В статье явно обнаруживается ближайший объект сатирической критики — «первое перо» консервативного лагеря, издатель «Моск. ведомостей» и «Рус. вестника» М. Н. Катков. В реакционном стане он занимал особое место по силе своего влияния на правительство, громадному авторитету в высших бюрократических кругах.[120] В феврале 1884 года он сам в письме к Александру III удовлетворенно заявил: «Моя газета была не просто газетой, а <…> органом государственной деятельности. В ней не просто отражались дела, в ней многие дела делались».[121] О том, что Катков «торжествует официально», в 1881–1884 гг. Салтыков не раз писал своим многочисленным корреспондентам. Но дело было не только в этом. Катков имел также веское литературное имя в достаточно широком читательском кругу и при жизни получал такие аттестации: «Кого можно счесть по силе, по дару и влиянию на поприще политической словесности — чем-то равносильным Пушкину на поприще словесности изящной? Конечно, Каткова! Конечно, всякий, даже и ненавидящий его лично человек, должен повторить <…>: «он — личный враг мне, или я ему враг, но он первый и величайший русский публицист!»[122]

В то же время, оттолкнувшись от конкретного «прототипа», Салтыков, как всегда, ведет речь не только о нем, но имеет в виду идейные тенденции всех «консерваторов-публицистов», «проделки», свойственные «охранительной публицистике» как направлению. Развенчание ее было актуальнейшей задачей в эпоху уже начавшихся «контрреформ», когда дворянско-монархические силы стремились, насколько возможно, аннулировать буржуазно-демократические преобразования, вырванные революционным натиском 60-х годов, и повернуть страну вспять.

Писатель подверг последовательному критическому анализу созданную охранительной пропагандой реакционную утопию «исконных русских начал», согласно которой «призрак так называемой политической свободы»,[123] «ненародные стремления» к революционному переустройству действительности являются «несомненным исчадием <…> интеллигенции»,[124] внушены «нашей паршивой журналистикой», как охарактеризовал передовую печать Александр II.[125] Этой «умственной и нравственной смуте» демагогически противопоставлялся «здравый народный смысл» — формула, возводившая в апофеоз православно-монархические, консервативные черты крестьянского сознания.

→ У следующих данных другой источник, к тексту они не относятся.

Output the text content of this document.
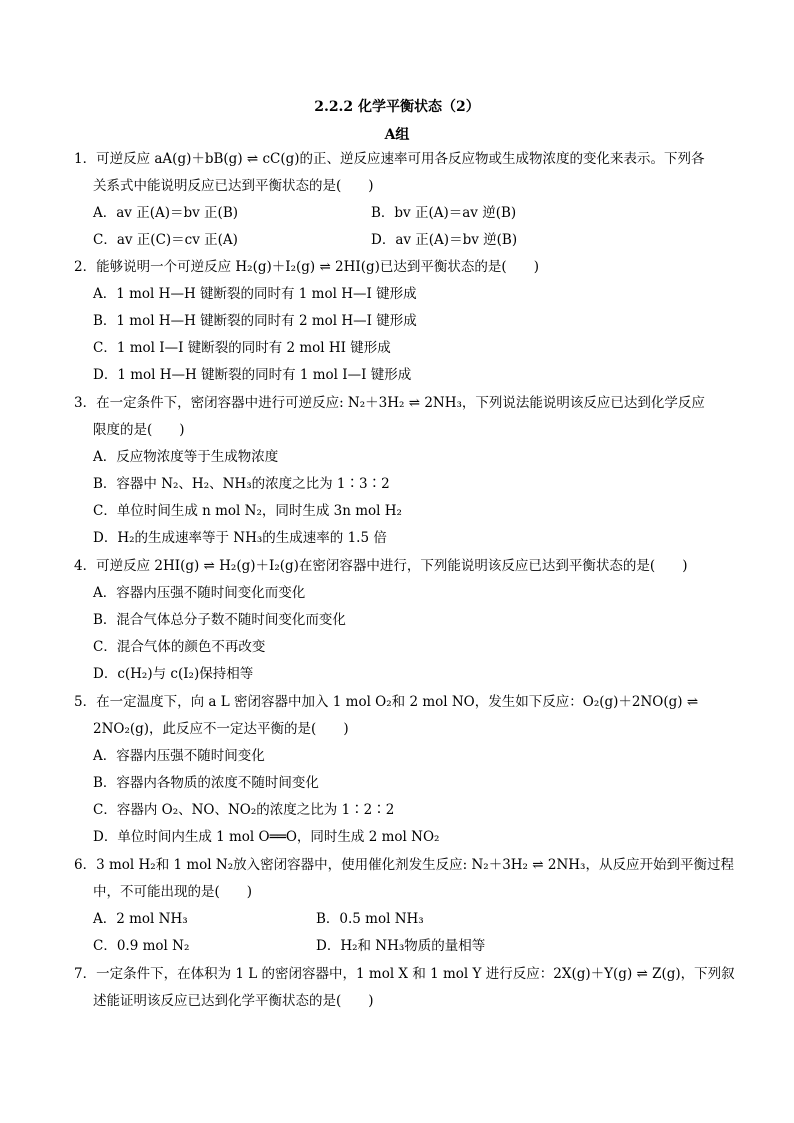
2.2.2 化学平衡状态（2）
A组
1．可逆反应 aA(g)＋bB(g) ⇌ cC(g)的正、逆反应速率可用各反应物或生成物浓度的变化来表示。下列各
关系式中能说明反应已达到平衡状态的是(　　)
A．av 正(A)＝bv 正(B)	B．bv 正(A)＝av 逆(B)
C．av 正(C)＝cv 正(A)	D．av 正(A)＝bv 逆(B)
2．能够说明一个可逆反应 H₂(g)＋I₂(g) ⇌ 2HI(g)已达到平衡状态的是(　　)
A．1 mol H—H 键断裂的同时有 1 mol H—I 键形成
B．1 mol H—H 键断裂的同时有 2 mol H—I 键形成
C．1 mol I—I 键断裂的同时有 2 mol HI 键形成
D．1 mol H—H 键断裂的同时有 1 mol I—I 键形成
3．在一定条件下，密闭容器中进行可逆反应: N₂＋3H₂ ⇌ 2NH₃，下列说法能说明该反应已达到化学反应
限度的是(　　)
A．反应物浓度等于生成物浓度
B．容器中 N₂、H₂、NH₃的浓度之比为 1∶3∶2
C．单位时间生成 n mol N₂，同时生成 3n mol H₂
D．H₂的生成速率等于 NH₃的生成速率的 1.5 倍
4．可逆反应 2HI(g) ⇌ H₂(g)＋I₂(g)在密闭容器中进行，下列能说明该反应已达到平衡状态的是(　　)
A．容器内压强不随时间变化而变化
B．混合气体总分子数不随时间变化而变化
C．混合气体的颜色不再改变
D．c(H₂)与 c(I₂)保持相等
5．在一定温度下，向 a L 密闭容器中加入 1 mol O₂和 2 mol NO，发生如下反应：O₂(g)＋2NO(g) ⇌
2NO₂(g)，此反应不一定达平衡的是(　　)
A．容器内压强不随时间变化
B．容器内各物质的浓度不随时间变化
C．容器内 O₂、NO、NO₂的浓度之比为 1∶2∶2
D．单位时间内生成 1 mol O══O，同时生成 2 mol NO₂
6．3 mol H₂和 1 mol N₂放入密闭容器中，使用催化剂发生反应: N₂＋3H₂ ⇌ 2NH₃，从反应开始到平衡过程
中，不可能出现的是(　　)
A．2 mol NH₃	B．0.5 mol NH₃
C．0.9 mol N₂	D．H₂和 NH₃物质的量相等
7．一定条件下，在体积为 1 L 的密闭容器中，1 mol X 和 1 mol Y 进行反应：2X(g)＋Y(g) ⇌ Z(g)，下列叙
述能证明该反应已达到化学平衡状态的是(　　)
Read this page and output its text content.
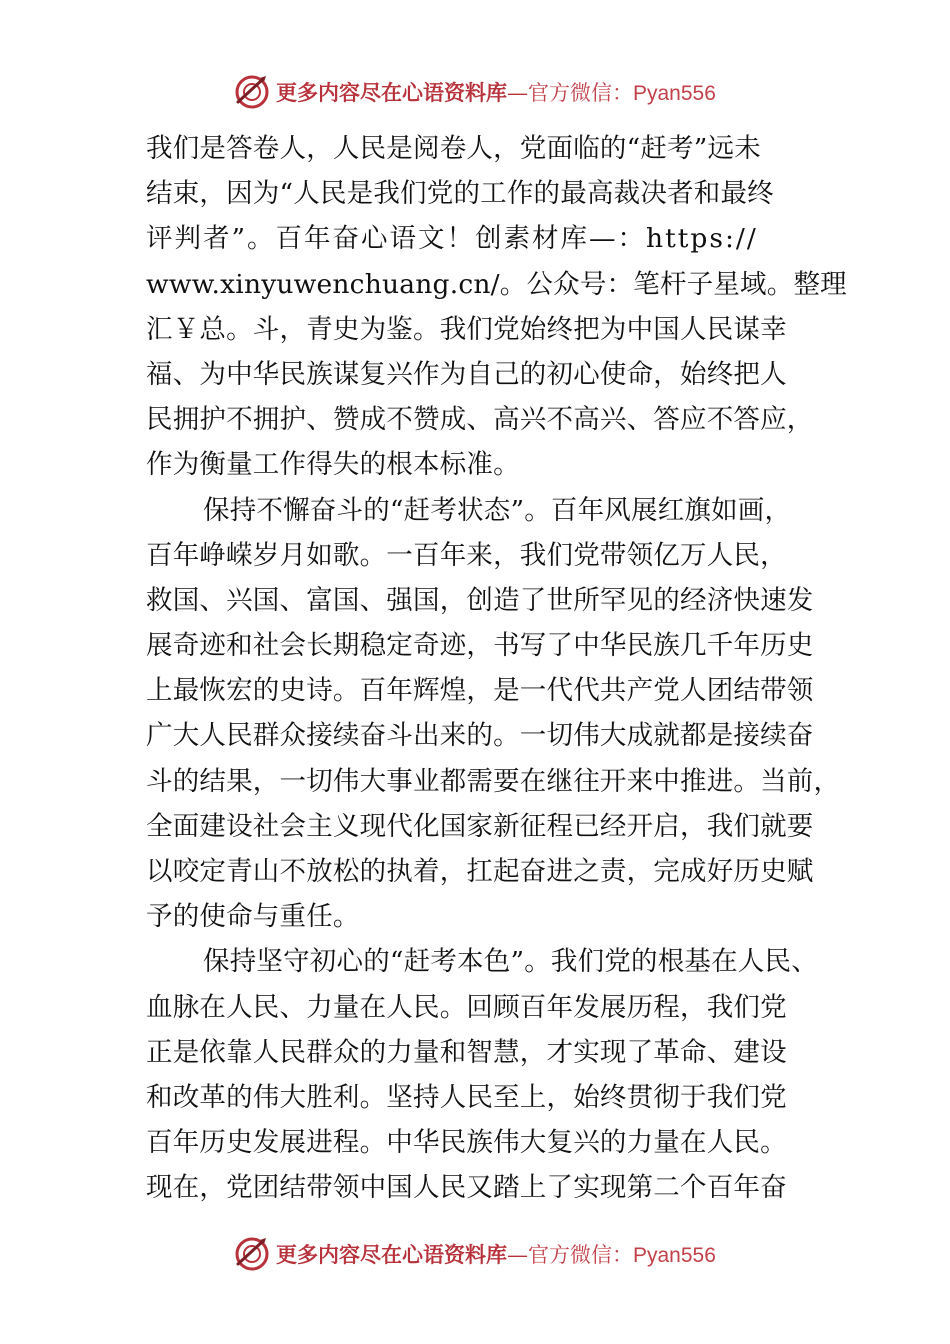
更多内容尽在心语资料库—官方微信：Pyan556
我们是答卷人，人民是阅卷人，党面临的“赶考”远未
结束，因为“人民是我们党的工作的最高裁决者和最终
评判者”。百年奋心语文！创素材库—：https://
www.xinyuwenchuang.cn/。公众号：笔杆子星域。整理
汇￥总。斗，青史为鉴。我们党始终把为中国人民谋幸
福、为中华民族谋复兴作为自己的初心使命，始终把人
民拥护不拥护、赞成不赞成、高兴不高兴、答应不答应，
作为衡量工作得失的根本标准。
保持不懈奋斗的“赶考状态”。百年风展红旗如画，
百年峥嵘岁月如歌。一百年来，我们党带领亿万人民，
救国、兴国、富国、强国，创造了世所罕见的经济快速发
展奇迹和社会长期稳定奇迹，书写了中华民族几千年历史
上最恢宏的史诗。百年辉煌，是一代代共产党人团结带领
广大人民群众接续奋斗出来的。一切伟大成就都是接续奋
斗的结果，一切伟大事业都需要在继往开来中推进。当前，
全面建设社会主义现代化国家新征程已经开启，我们就要
以咬定青山不放松的执着，扛起奋进之责，完成好历史赋
予的使命与重任。
保持坚守初心的“赶考本色”。我们党的根基在人民、
血脉在人民、力量在人民。回顾百年发展历程，我们党
正是依靠人民群众的力量和智慧，才实现了革命、建设
和改革的伟大胜利。坚持人民至上，始终贯彻于我们党
百年历史发展进程。中华民族伟大复兴的力量在人民。
现在，党团结带领中国人民又踏上了实现第二个百年奋
更多内容尽在心语资料库—官方微信：Pyan556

В основании этой реакционной утопии лежали надежды на возрождение крепостничества («если б крепостное право опять народилось»); именно поэтому созданный ею «образ народа» оказался весьма противоречив. Привлекая материалы, опубликованные главным образом в «Моск. ведомостях» в первые месяцы 1884 года, Салтыков доказал, что с «идиллическим» обликом «благомысленного мужичка» — охранителя, врага революционных «подвохов», который рисовали катковские передовицы, находились в кричащем контрасте напечатанные здесь же рядом в виде различных «писем» и «откликов с мест» доносительского толка протесты крупных землевладельцев против деревенской «вольницы», будто бы созданной отменой крепостного права: «Проживать в деревне в настоящее время стало весьма тягостно, особенно землевладельцам. Имея в соседстве меньшую братию, которая теперь перестала считать что-либо для себя невозможным, землевладельцу каждый день приходится переносить неприятности».[126]

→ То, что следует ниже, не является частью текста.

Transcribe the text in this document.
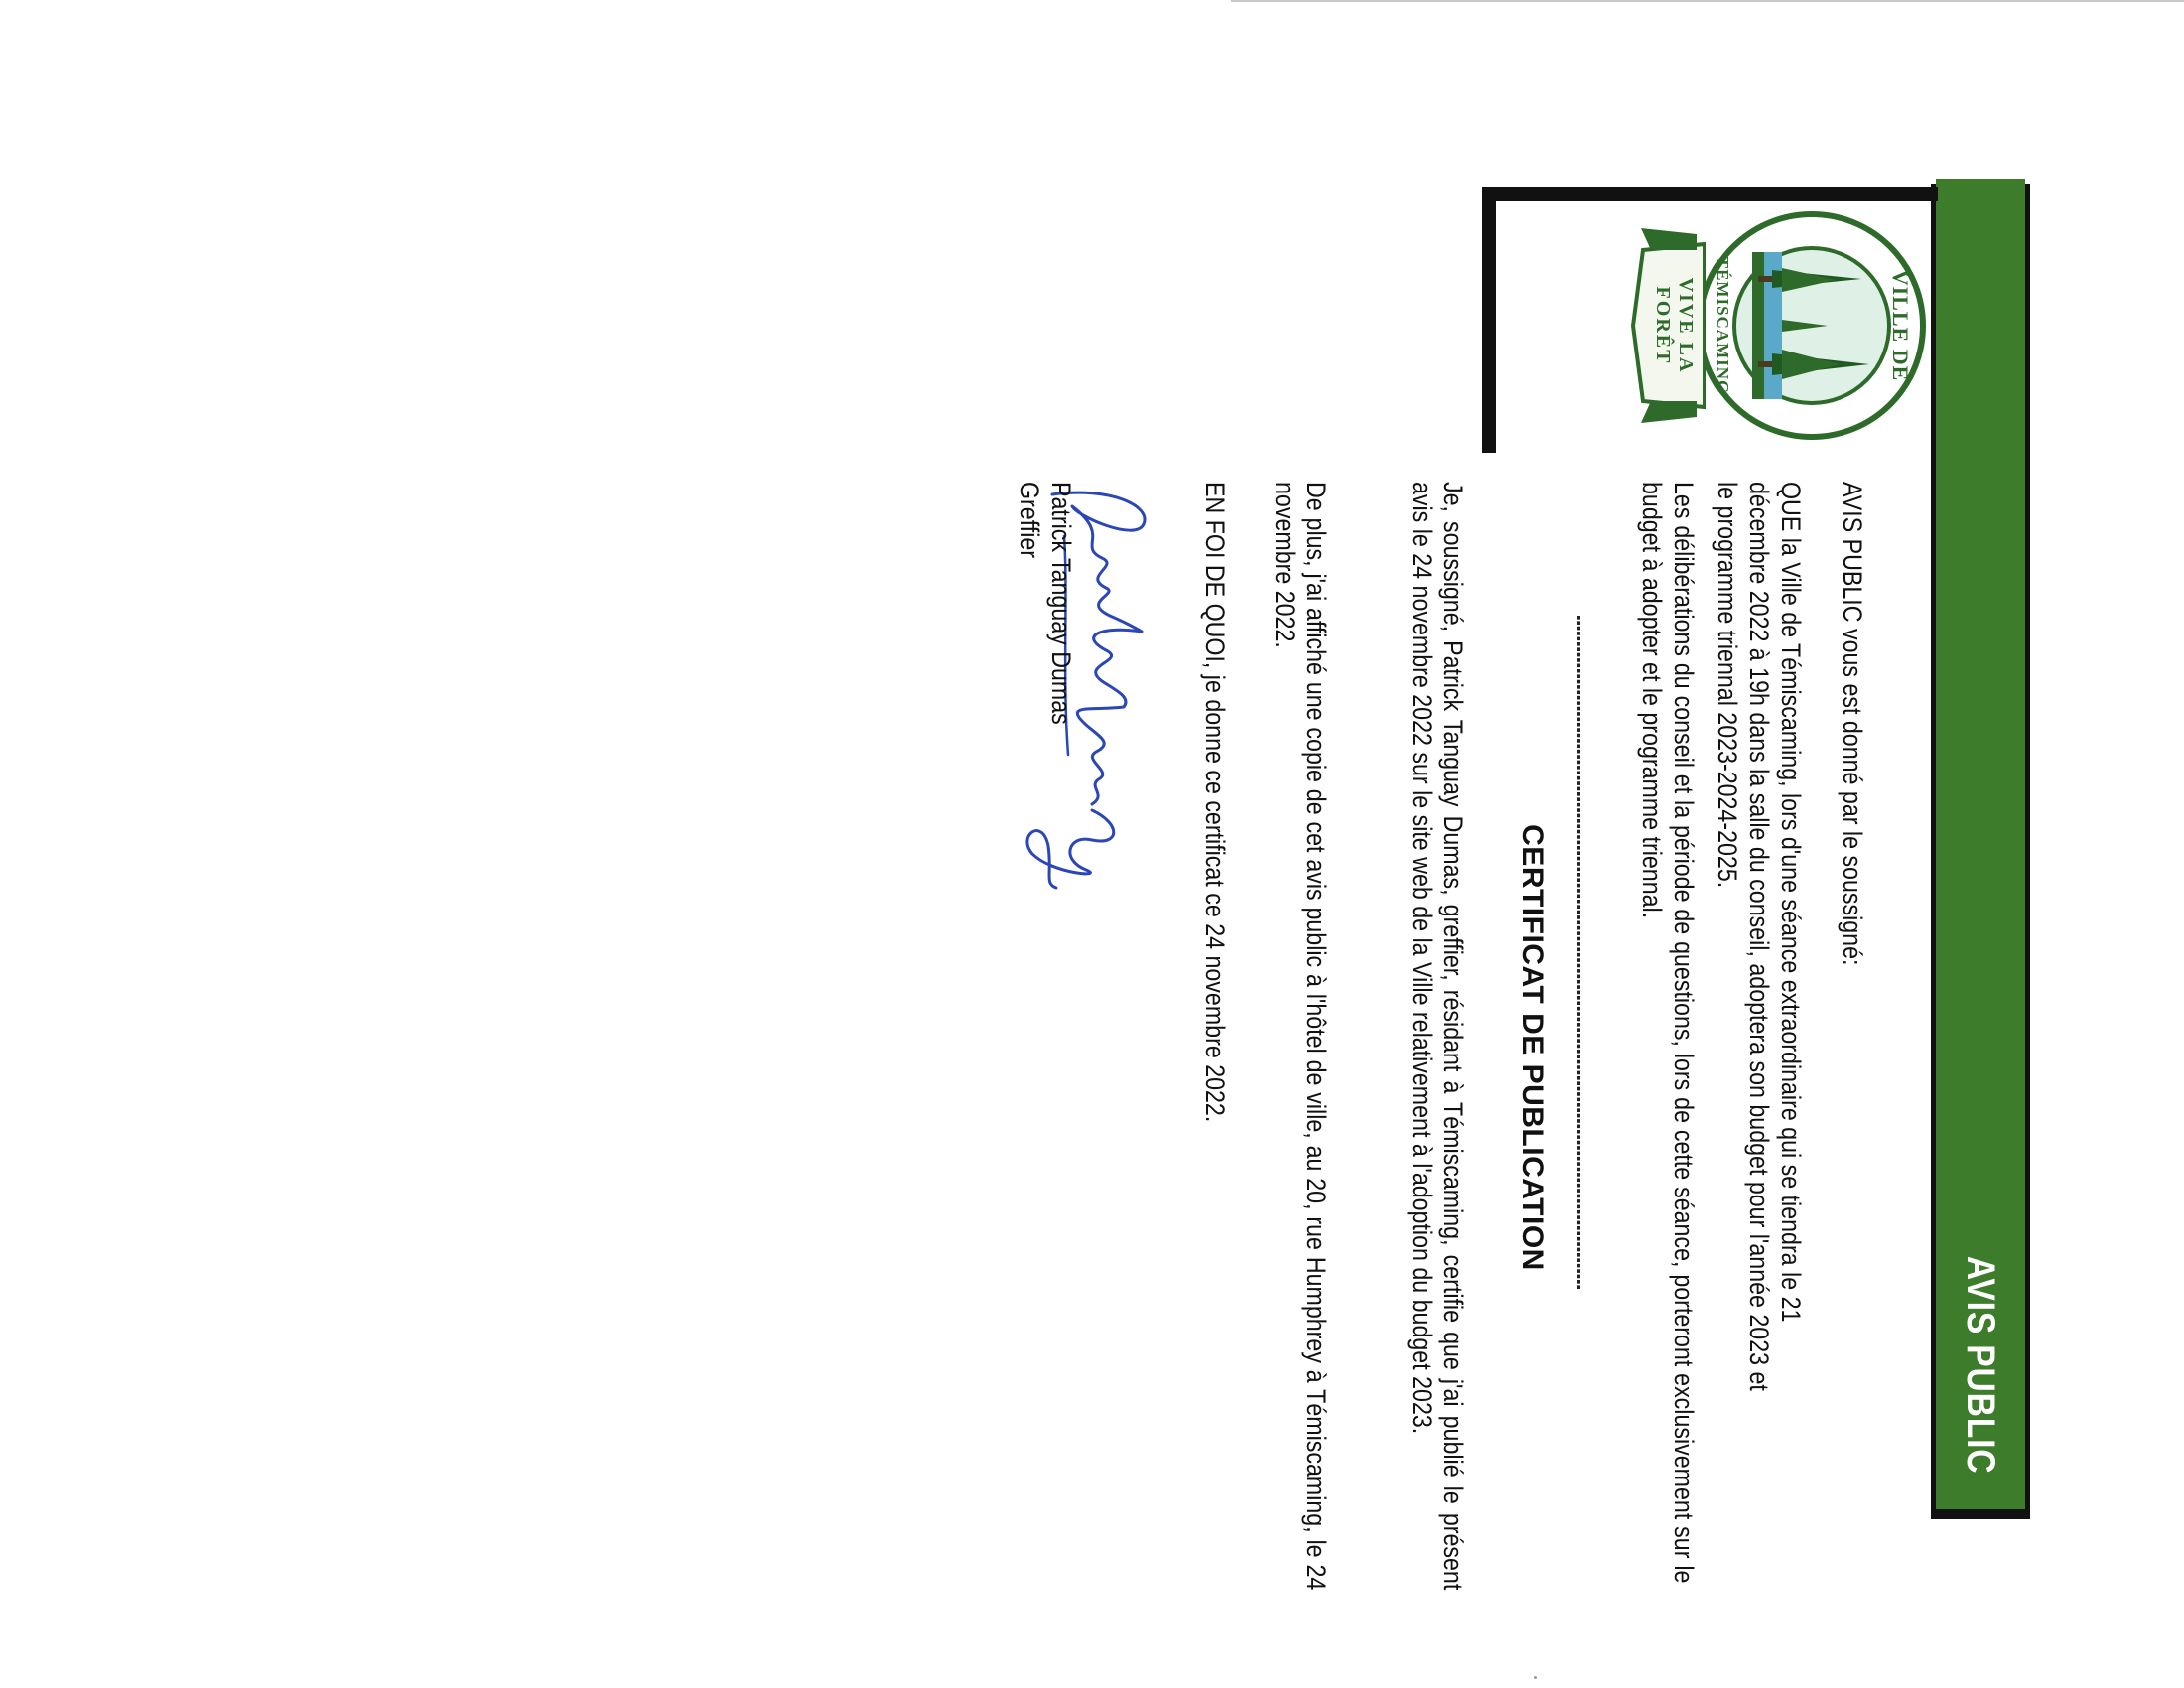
AVIS PUBLIC
VILLE DE
TÉMISCAMING
VIVE LA FORÊT

AVIS PUBLIC vous est donné par le soussigné:

QUE la Ville de Témiscaming, lors d'une séance extraordinaire qui se tiendra le 21 décembre 2022 à 19h dans la salle du conseil, adoptera son budget pour l'année 2023 et le programme triennal 2023-2024-2025.

Les délibérations du conseil et la période de questions, lors de cette séance, porteront exclusivement sur le budget à adopter et le programme triennal.

CERTIFICAT DE PUBLICATION

Je, soussigné, Patrick Tanguay Dumas, greffier, résidant à Témiscaming, certifie que j'ai publié le présent avis le 24 novembre 2022 sur le site web de la Ville relativement à l'adoption du budget 2023.

De plus, j'ai affiché une copie de cet avis public à l'hôtel de ville, au 20, rue Humphrey à Témiscaming, le 24 novembre 2022.

EN FOI DE QUOI, je donne ce certificat ce 24 novembre 2022.

Patrick Tanguay Dumas
Greffier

Другой «генеральной» темой реакционной печати были созданные судебной реформой 1864 года новые судебные учреждения. Эта реформа оказалась наиболее последовательно осуществленной. Поэтому новые формы судопроизводства: гласный и состязательный процесс с участием присяжных заседателей, независимость суда от администрации, несменяемость судей быстро вызвали «бурю, в которой первую скрипку со свойственным ему вредным талантом начал играть Катков».[127]

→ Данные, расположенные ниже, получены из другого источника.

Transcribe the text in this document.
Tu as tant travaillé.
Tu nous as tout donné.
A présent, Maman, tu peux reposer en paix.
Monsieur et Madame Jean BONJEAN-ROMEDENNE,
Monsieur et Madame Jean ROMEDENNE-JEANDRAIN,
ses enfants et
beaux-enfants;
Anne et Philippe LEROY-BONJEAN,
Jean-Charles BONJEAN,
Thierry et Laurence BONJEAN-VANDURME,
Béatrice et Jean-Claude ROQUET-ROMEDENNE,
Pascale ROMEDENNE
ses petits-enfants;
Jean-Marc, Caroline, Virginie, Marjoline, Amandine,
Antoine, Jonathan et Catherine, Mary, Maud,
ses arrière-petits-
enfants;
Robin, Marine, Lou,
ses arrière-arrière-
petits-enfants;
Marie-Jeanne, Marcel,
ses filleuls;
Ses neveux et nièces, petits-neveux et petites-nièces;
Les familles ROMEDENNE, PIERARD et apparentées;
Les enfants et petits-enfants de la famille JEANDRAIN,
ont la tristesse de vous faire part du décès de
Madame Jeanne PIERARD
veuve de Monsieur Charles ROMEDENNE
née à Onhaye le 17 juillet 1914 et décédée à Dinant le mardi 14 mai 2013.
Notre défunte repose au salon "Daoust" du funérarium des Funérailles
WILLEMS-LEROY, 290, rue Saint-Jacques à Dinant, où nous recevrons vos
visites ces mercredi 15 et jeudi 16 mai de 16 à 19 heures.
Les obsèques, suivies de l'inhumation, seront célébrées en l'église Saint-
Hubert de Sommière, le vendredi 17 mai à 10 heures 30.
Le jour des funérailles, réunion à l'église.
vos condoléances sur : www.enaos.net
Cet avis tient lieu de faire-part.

Салтыков сам критиковал, но с принципиально иных позиций, несовершенство этого института — буржуазного по своей природе, стоящего на страже общества собственников (см. статьи 3, 5 и примеч. к ним). Но здесь он взял под защиту «новый суд» как учреждение буржуазно-демократическое («выразитель известного уровня общественного и народного самосознания») и безусловно прогрессивное в стране, отягощенной пережитками феодализма. Олицетворяемый этим судом принцип «закона» должен был — хотя бы теоретически — ограничивать произвол самовластия, что верно уловил Катков,[128] имея союзника и единомышленника в издателе «Гражданина» князе В. П. Мещерском.